Puxem pois da cabeça, perguntem aos vossos pais como é que se vivia nos tempos gloriosos do "Estado Novo".
De
DD a 30 de Abril de 2010 às 20:01
Na zona das referidas avenidas novas tudo o que era social e educativo foi construído antes do Salazar como a Maternidade Alfredo da Costa, o Liceu Camões que fez agora 100 anos, o bairro social do Arco do Cego, a escola primária de S. Sebastião da Pedreira, a própria Praça de Touros do Campo Pequeno que data de 1901 e toda a urbanização como a Avenbida da República, a Avenida 5 de Outubro os jardins do Campo Pequeno e Campo Grande, etc., Não havia ali nada do Salazar, a não ser miséria.
De Zé das Esquinas o Lisboeta a 30 de Abril de 2010 às 20:59
Mas o que é que de vez em quando dá ao DD?
Passa-se de certezinha absoluta.
Mas quem é que aqui fez a apologia do Salazar?
Este DD é o protótipo do político nacional, quando não lhe agrada o que os outros dizem, esperneia de coisas que não vêm a propósito e não responde ao essencial.
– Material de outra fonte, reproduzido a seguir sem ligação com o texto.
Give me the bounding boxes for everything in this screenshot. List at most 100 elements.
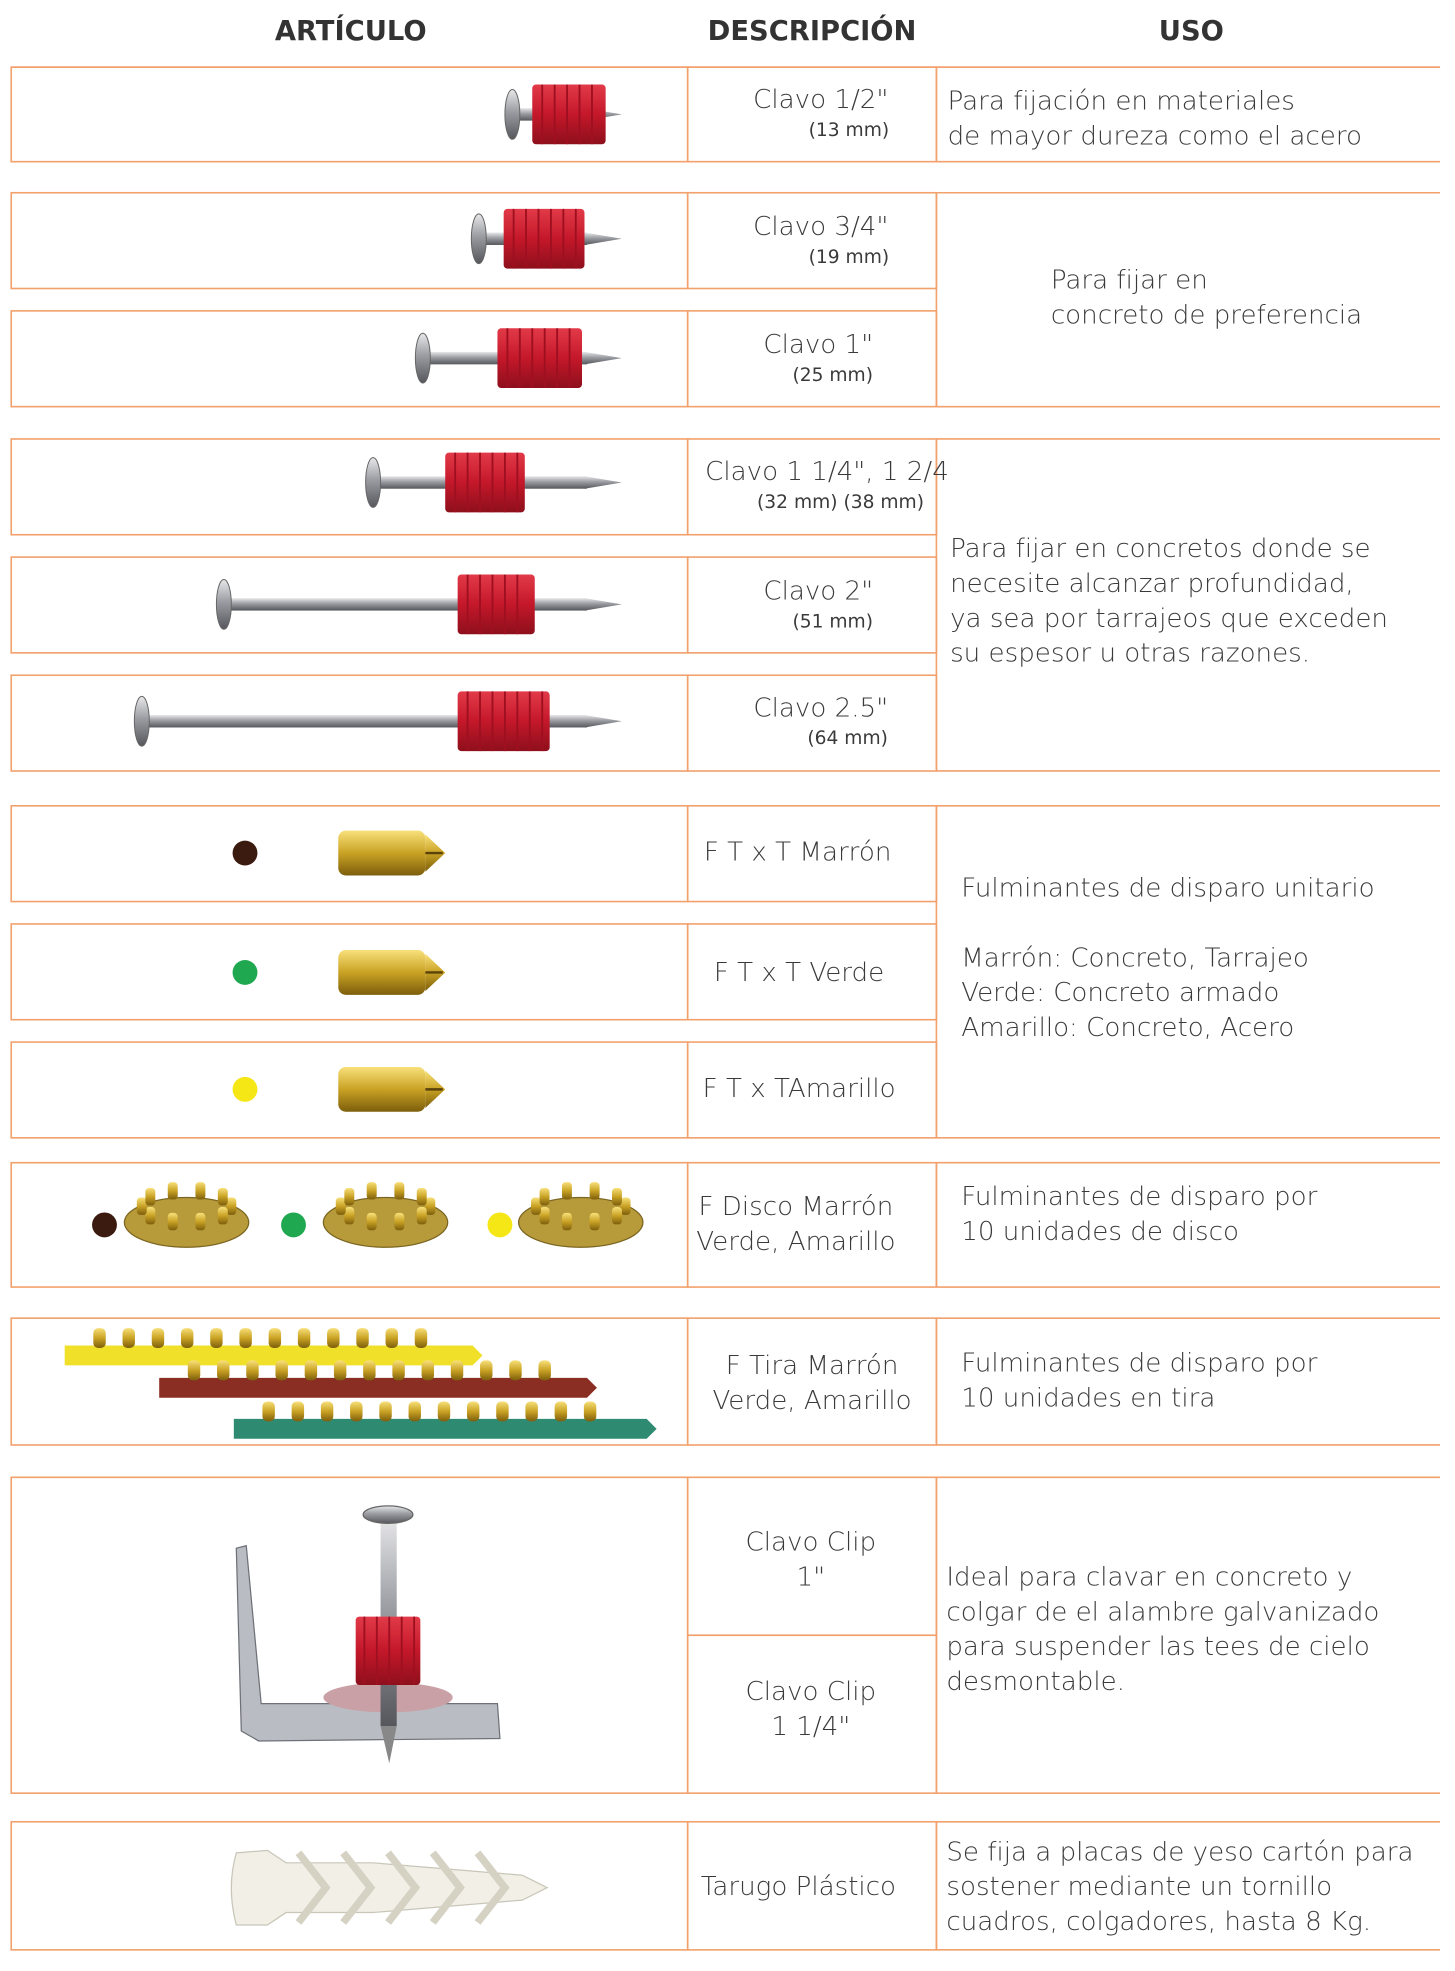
plug-thread — [295, 1850, 331, 1925]
disc-cartridge — [561, 1212, 572, 1231]
description-text: F T x T Marrón — [704, 838, 892, 868]
nail-head — [133, 695, 150, 747]
cartridge-image — [338, 830, 446, 876]
strip-band — [64, 1345, 483, 1366]
disc-cartridge — [612, 1188, 622, 1206]
plug-thread — [340, 1850, 376, 1925]
nail-head — [414, 332, 431, 384]
color-dot — [487, 1212, 513, 1238]
plug-thread — [385, 1850, 421, 1925]
nail-sleeve — [503, 208, 585, 269]
description-text: Clavo 1/2" — [753, 85, 888, 115]
description-text: Tarugo Plástico — [701, 1872, 896, 1902]
uso-text: Verde: Concreto armado — [961, 978, 1279, 1008]
strip-image — [159, 1360, 597, 1398]
cartridge-body — [338, 1066, 426, 1112]
strip-cartridge — [408, 1401, 421, 1422]
uso-text: de mayor dureza como el acero — [948, 121, 1362, 151]
clip-sleeve — [355, 1616, 421, 1685]
plug-thread — [429, 1850, 465, 1925]
disc-cartridge — [561, 1182, 572, 1200]
strip-cartridge — [93, 1328, 106, 1348]
uso-text: colgar de el alambre galvanizado — [946, 1597, 1379, 1627]
cartridge-body — [338, 830, 426, 876]
uso-text: Fulminantes de disparo por — [961, 1349, 1317, 1379]
description-text: F Tira Marrón — [726, 1351, 899, 1381]
header-descripcion: DESCRIPCIÓN — [708, 15, 917, 47]
description-text: Clavo Clip — [746, 1528, 877, 1558]
description-cell-border — [686, 923, 938, 1021]
header-articulo: ARTÍCULO — [275, 15, 427, 47]
cartridge-body — [338, 950, 426, 995]
uso-text: para suspender las tees de cielo — [946, 1632, 1369, 1662]
description-text: Clavo 1 1/4", 1 2/4 — [705, 457, 949, 487]
nail-sleeve — [445, 452, 525, 513]
strip-cartridge — [151, 1328, 165, 1348]
strip-image — [64, 1328, 483, 1366]
nail-tip — [584, 351, 622, 365]
color-dot — [281, 1212, 306, 1238]
disc-cartridge — [145, 1207, 156, 1225]
header-uso: USO — [1159, 16, 1224, 47]
uso-text: sostener mediante un tornillo — [946, 1872, 1332, 1902]
description-text: (64 mm) — [807, 728, 888, 749]
disc-cartridge — [167, 1212, 178, 1231]
nail-image — [133, 691, 622, 752]
nail-tip — [584, 232, 622, 245]
disc-cartridge — [612, 1207, 622, 1225]
description-cell-border — [686, 1820, 938, 1951]
description-cell-border — [686, 805, 938, 903]
description-text: (19 mm) — [809, 247, 890, 268]
color-dot — [232, 840, 258, 866]
strip-band — [233, 1418, 657, 1439]
description-text: F T x TAmarillo — [703, 1074, 896, 1104]
strip-cartridge — [327, 1328, 340, 1348]
disc-cartridge — [394, 1212, 405, 1231]
uso-text: desmontable. — [946, 1667, 1125, 1697]
plug-image — [230, 1849, 549, 1926]
strip-cartridge — [262, 1401, 275, 1422]
nail-sleeve — [457, 691, 550, 752]
strip-band — [159, 1377, 597, 1398]
disc-plate — [123, 1196, 250, 1248]
nail-sleeve — [497, 328, 583, 388]
nail-head — [365, 457, 382, 508]
clip-tip — [380, 1726, 397, 1764]
disc-cartridge — [195, 1182, 206, 1200]
description-cell-border — [686, 1634, 938, 1794]
strip-cartridge — [187, 1360, 201, 1381]
description-text: Clavo 2" — [763, 576, 873, 606]
description-text: 1 1/4" — [771, 1712, 850, 1742]
disc-cartridge — [226, 1197, 237, 1215]
disc-cartridge — [539, 1188, 550, 1206]
strip-cartridge — [525, 1401, 538, 1422]
nail-tip — [584, 715, 622, 728]
strip-cartridge — [363, 1360, 376, 1381]
uso-text: concreto de preferencia — [1051, 300, 1362, 330]
nail-image — [470, 208, 622, 269]
disc-plate — [322, 1196, 449, 1248]
uso-text: su espesor u otras razones. — [950, 639, 1310, 669]
strip-image — [233, 1401, 657, 1439]
nail-tip — [584, 476, 622, 489]
article-cell-border — [10, 1476, 689, 1794]
description-text: Clavo 2.5" — [753, 693, 888, 723]
uso-text: Fulminantes de disparo unitario — [961, 874, 1374, 904]
uso-text: necesite alcanzar profundidad, — [950, 569, 1354, 599]
description-text: Verde, Amarillo — [696, 1227, 895, 1257]
strip-cartridge — [583, 1401, 597, 1422]
description-text: (13 mm) — [809, 120, 890, 141]
strip-cartridge — [304, 1360, 318, 1381]
strip-cartridge — [538, 1360, 551, 1381]
strip-cartridge — [437, 1401, 451, 1422]
nail-image — [365, 452, 622, 513]
uso-text: 10 unidades en tira — [961, 1383, 1215, 1413]
description-text: Clavo Clip — [746, 1677, 877, 1707]
strip-cartridge — [480, 1360, 493, 1381]
description-cell-border — [686, 1317, 938, 1446]
strip-cartridge — [180, 1328, 194, 1348]
plug-thread — [474, 1850, 510, 1925]
description-text: (32 mm) (38 mm) — [757, 492, 924, 513]
clip-bracket — [235, 1544, 501, 1742]
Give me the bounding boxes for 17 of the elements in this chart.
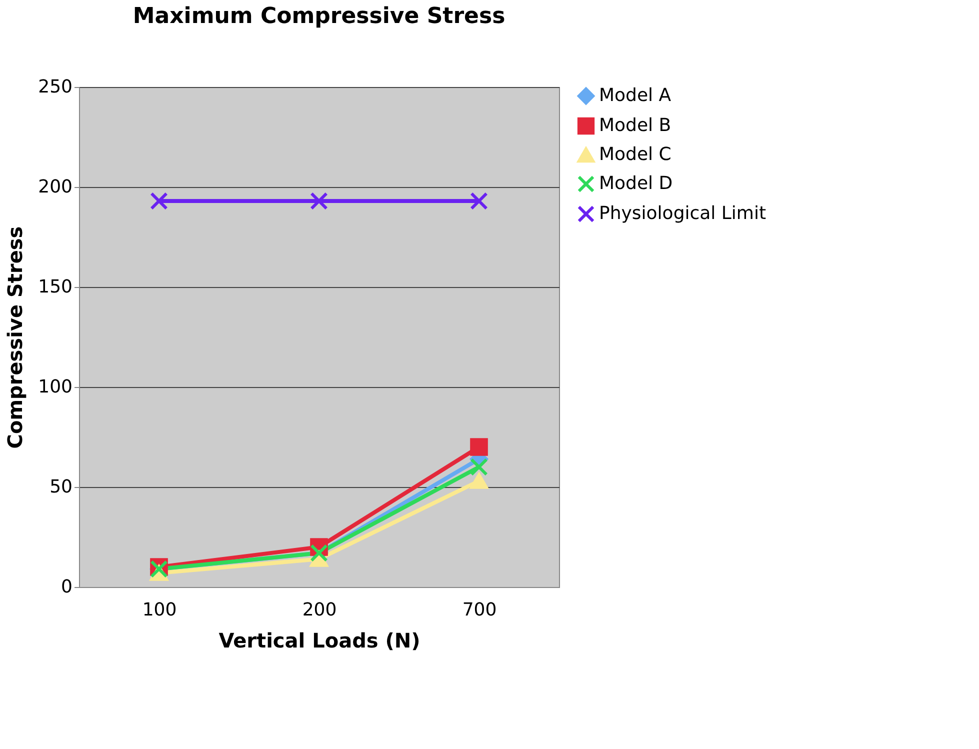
chart-title: Maximum Compressive Stress bbox=[132, 4, 506, 29]
x-tick-label: 200 bbox=[302, 600, 337, 620]
legend-label: Model C bbox=[599, 144, 672, 165]
y-tick-label: 250 bbox=[38, 76, 72, 98]
x-tick-label: 100 bbox=[142, 600, 177, 620]
y-tick-label: 50 bbox=[50, 476, 72, 498]
x-axis-title: Vertical Loads (N) bbox=[218, 628, 420, 652]
y-tick-label: 150 bbox=[38, 276, 72, 298]
legend-label: Model A bbox=[599, 85, 672, 106]
y-tick-label: 100 bbox=[38, 376, 72, 398]
legend-label: Physiological Limit bbox=[599, 203, 766, 224]
legend-label: Model D bbox=[599, 173, 673, 194]
x-tick-label: 700 bbox=[462, 600, 497, 620]
y-tick-label: 0 bbox=[61, 576, 72, 598]
y-axis-title: Compressive Stress bbox=[3, 226, 28, 449]
legend-label: Model B bbox=[599, 115, 672, 136]
y-tick-label: 200 bbox=[38, 176, 72, 198]
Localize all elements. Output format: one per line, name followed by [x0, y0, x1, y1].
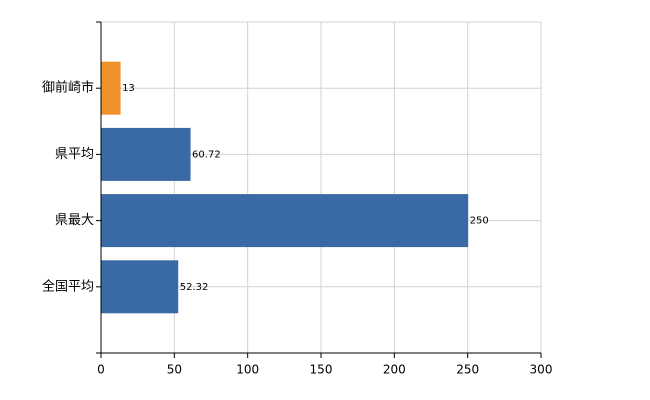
value-label: 13 [122, 83, 135, 94]
x-tick-label: 100 [236, 363, 259, 377]
value-label: 52.32 [180, 282, 209, 293]
bar [100, 61, 121, 115]
y-tick-label: 御前崎市 [42, 80, 94, 96]
bar [100, 194, 469, 248]
value-label: 60.72 [192, 149, 221, 160]
y-tick-label: 全国平均 [42, 278, 94, 294]
y-tick-label: 県最大 [55, 213, 94, 228]
y-tick-label: 県平均 [55, 147, 94, 162]
x-tick-label: 0 [97, 363, 105, 377]
bar [100, 127, 191, 181]
x-tick-label: 200 [383, 363, 406, 377]
x-tick-label: 150 [310, 363, 333, 377]
x-tick-label: 300 [530, 363, 553, 377]
x-tick-label: 250 [456, 363, 479, 377]
value-label: 250 [470, 216, 489, 227]
x-tick-label: 50 [167, 363, 182, 377]
bar [100, 260, 179, 314]
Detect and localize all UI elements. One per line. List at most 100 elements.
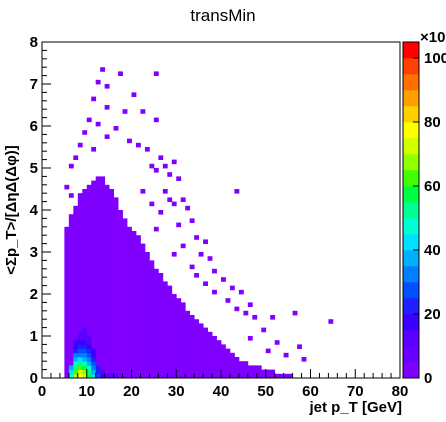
- heatmap-column: [118, 210, 123, 378]
- heatmap-cell: [243, 310, 249, 316]
- heatmap-column: [104, 184, 110, 378]
- heatmap-cell-high: [100, 369, 106, 375]
- heatmap-column: [212, 336, 217, 378]
- heatmap-column: [171, 294, 177, 378]
- x-tick-label: 40: [213, 383, 230, 400]
- heatmap-cell-high: [91, 361, 97, 366]
- heatmap-cell-high: [91, 357, 97, 362]
- heatmap-cell-high: [77, 373, 83, 379]
- heatmap-cell: [82, 130, 88, 135]
- colorbar-axis: 0 20 40 60 80 100: [413, 50, 446, 387]
- heatmap-column: [194, 319, 200, 378]
- x-tick-label: 60: [302, 383, 319, 400]
- colorbar-segment: [403, 42, 419, 59]
- heatmap-cell-high: [82, 331, 88, 337]
- heatmap-cell-high: [86, 336, 92, 341]
- heatmap-cell-high: [86, 340, 92, 345]
- heatmap-cell-high: [109, 373, 115, 379]
- heatmap-cell: [261, 327, 267, 333]
- heatmap-column: [82, 189, 88, 378]
- colorbar-segment: [403, 154, 419, 171]
- heatmap-column: [288, 373, 294, 378]
- heatmap-cell: [153, 71, 159, 76]
- heatmap-cell: [77, 142, 83, 148]
- x-axis-label: jet p_T [GeV]: [308, 399, 402, 416]
- colorbar-segment: [403, 58, 419, 75]
- heatmap-cell-high: [82, 369, 88, 375]
- heatmap-cell-high: [77, 340, 83, 345]
- heatmap-column: [77, 193, 83, 378]
- heatmap-cell-high: [82, 327, 88, 333]
- heatmap-cell: [212, 268, 217, 274]
- colorbar-segment: [403, 314, 419, 331]
- heatmap-cell: [127, 138, 132, 144]
- heatmap-cell: [265, 348, 271, 354]
- heatmap-column: [207, 331, 213, 378]
- heatmap-cell-high: [73, 357, 79, 362]
- x-tick-label: 10: [78, 383, 95, 400]
- y-tick-label: 8: [30, 34, 38, 51]
- heatmap-cell-high: [68, 373, 74, 379]
- heatmap-column: [203, 327, 208, 378]
- heatmap-column: [95, 176, 101, 378]
- colorbar-segment: [403, 250, 419, 267]
- heatmap-cell-high: [77, 344, 83, 349]
- heatmap-cell-high: [86, 373, 92, 379]
- heatmap-cell: [328, 319, 334, 324]
- heatmap-column: [238, 361, 244, 378]
- heatmap-cell: [140, 189, 146, 194]
- heatmap-cell-high: [86, 357, 92, 362]
- heatmap-cell-high: [82, 357, 88, 362]
- heatmap-cell-high: [91, 352, 97, 358]
- x-axis: 0 10 20 30 40 50 60 70 80: [38, 369, 408, 400]
- heatmap-cell-high: [86, 352, 92, 358]
- heatmap-cell: [100, 67, 106, 72]
- heatmap-cell-high: [68, 369, 74, 375]
- heatmap-column: [225, 348, 231, 378]
- heatmap-cell-high: [91, 373, 97, 379]
- heatmap-cell: [203, 239, 208, 244]
- heatmap-column: [252, 365, 258, 378]
- colorbar-segment: [403, 234, 419, 251]
- heatmap-cell: [68, 163, 74, 169]
- y-axis-label: <Σp_T>/[ΔηΔ(Δφ)]: [3, 145, 20, 275]
- heatmap-cell: [162, 189, 168, 194]
- heatmap-cell-high: [91, 348, 97, 354]
- heatmap-cell-high: [86, 369, 92, 375]
- heatmap-cell: [113, 126, 119, 131]
- heatmap-cell-high: [82, 348, 88, 354]
- heatmap-column: [91, 180, 97, 378]
- heatmap-column: [167, 285, 173, 378]
- heatmap-column: [261, 369, 267, 378]
- heatmap-cell: [144, 147, 150, 152]
- heatmap-cell-high: [77, 361, 83, 366]
- heatmap-cell: [167, 172, 173, 177]
- y-tick-label: 0: [30, 370, 38, 387]
- heatmap-cell-high: [77, 336, 83, 341]
- heatmap-cell-high: [82, 365, 88, 370]
- heatmap-cell: [270, 315, 276, 320]
- heatmap-column: [265, 369, 271, 378]
- colorbar-segment: [403, 106, 419, 123]
- heatmap-cells: [64, 67, 334, 379]
- heatmap-cell: [162, 163, 168, 169]
- heatmap-column: [86, 184, 92, 378]
- heatmap-cell: [229, 285, 235, 291]
- heatmap-column: [135, 235, 141, 378]
- colorbar-tick-label: 100: [424, 50, 446, 67]
- heatmap-cell: [171, 252, 177, 257]
- heatmap-cell: [180, 197, 186, 202]
- heatmap-cell: [86, 117, 92, 123]
- y-axis: 0 1 2 3 4 5 6 7 8: [30, 34, 51, 387]
- heatmap-cell-high: [73, 340, 79, 345]
- heatmap-cell: [140, 109, 146, 114]
- heatmap-cell: [158, 155, 164, 160]
- x-tick-label: 0: [38, 383, 46, 400]
- heatmap-cell: [292, 310, 298, 316]
- heatmap-cell: [212, 289, 217, 295]
- heatmap-cell: [167, 197, 173, 202]
- heatmap-cell: [153, 168, 159, 173]
- heatmap-column: [180, 302, 186, 378]
- y-tick-label: 2: [30, 286, 38, 303]
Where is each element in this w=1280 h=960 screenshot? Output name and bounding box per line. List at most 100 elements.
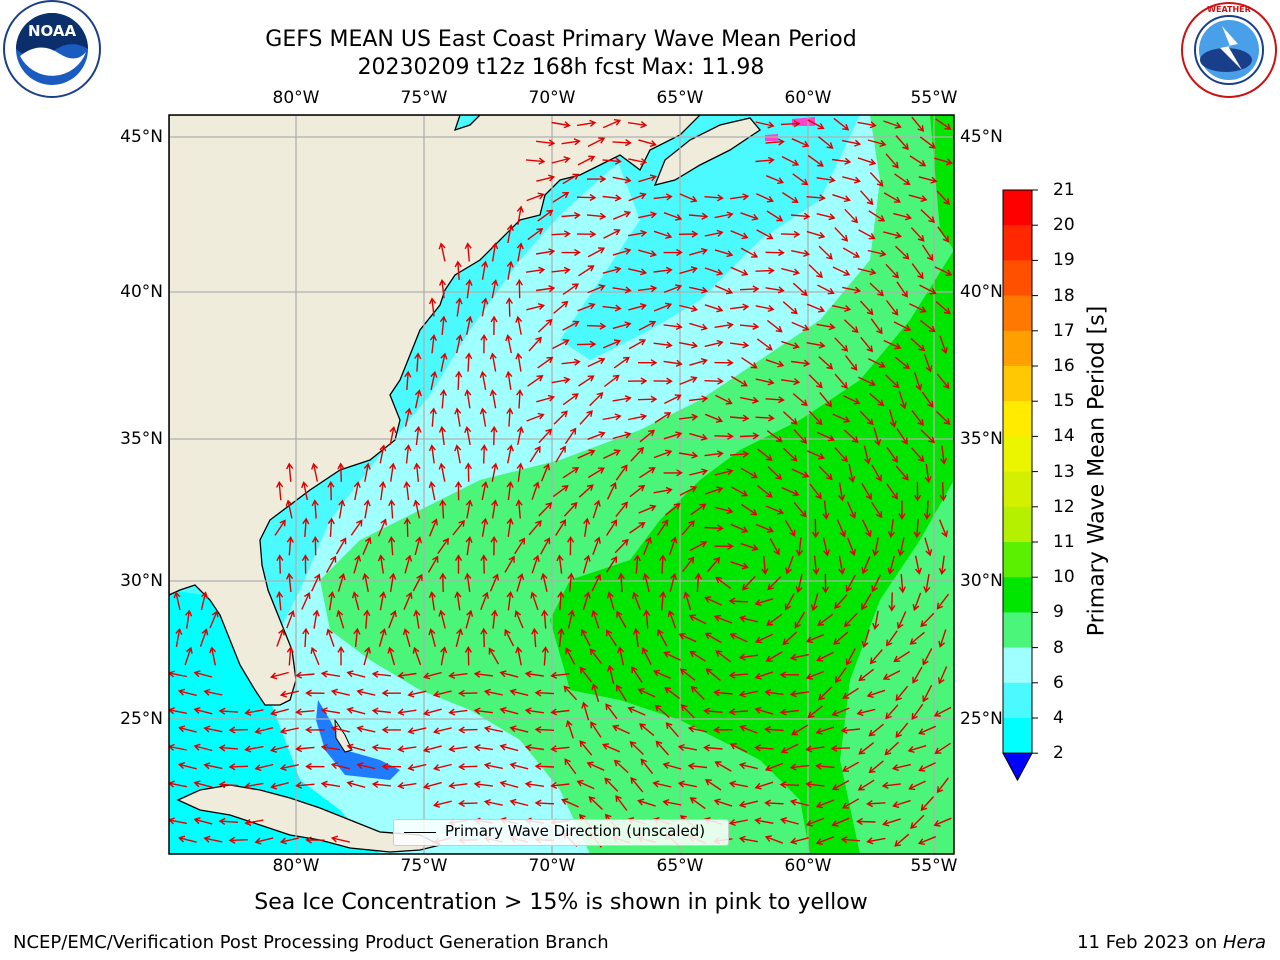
wave-arrow [295,708,315,716]
wave-arrow [565,647,576,665]
wave-arrow [404,444,412,464]
wave-arrow [729,743,748,753]
wave-arrow [337,572,346,592]
wave-arrow [563,685,578,701]
wave-arrow [694,572,702,593]
wave-arrow [254,837,274,845]
wave-arrow [805,633,825,644]
wave-arrow [784,593,795,611]
wave-arrow [582,591,591,611]
wave-arrow [789,798,809,807]
wave-arrow [765,249,785,257]
wave-arrow [565,720,574,739]
wave-arrow [515,315,523,335]
wave-arrow [193,706,213,715]
wave-arrow [587,137,606,148]
wave-arrow [363,609,371,629]
wave-arrow [755,156,775,164]
wave-arrow [679,304,699,313]
wave-arrow [894,833,910,847]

Tem imensos conhecimentos, escreve bem e terá, com certeza, inúmeras qualidades mas tem o enorme defeito de não saber ouvir/ler o que os outros dizem ou escrevem, quando não lhe agrada.
E depois, já aqui também foi escrito, como é possível uma pessoa tão culta mostrar tanto estupidez? É falacioso e chega às conclusões mais inverosímeis. Tudo para levar a 'água ao seu moinho'. Mas qual água qual moinho? Parece o 'Sócrates' da 3ª idade.
Tenha juízo, veja-se ao espelho. Grave o que diz e oiça-se a si próprio, para ter noção das baboseiras. Tenham dó... para disparates já temos que chegue.
Aqui no Brasil temos muitos monumentos arquitetaura preservada vindas de portugual.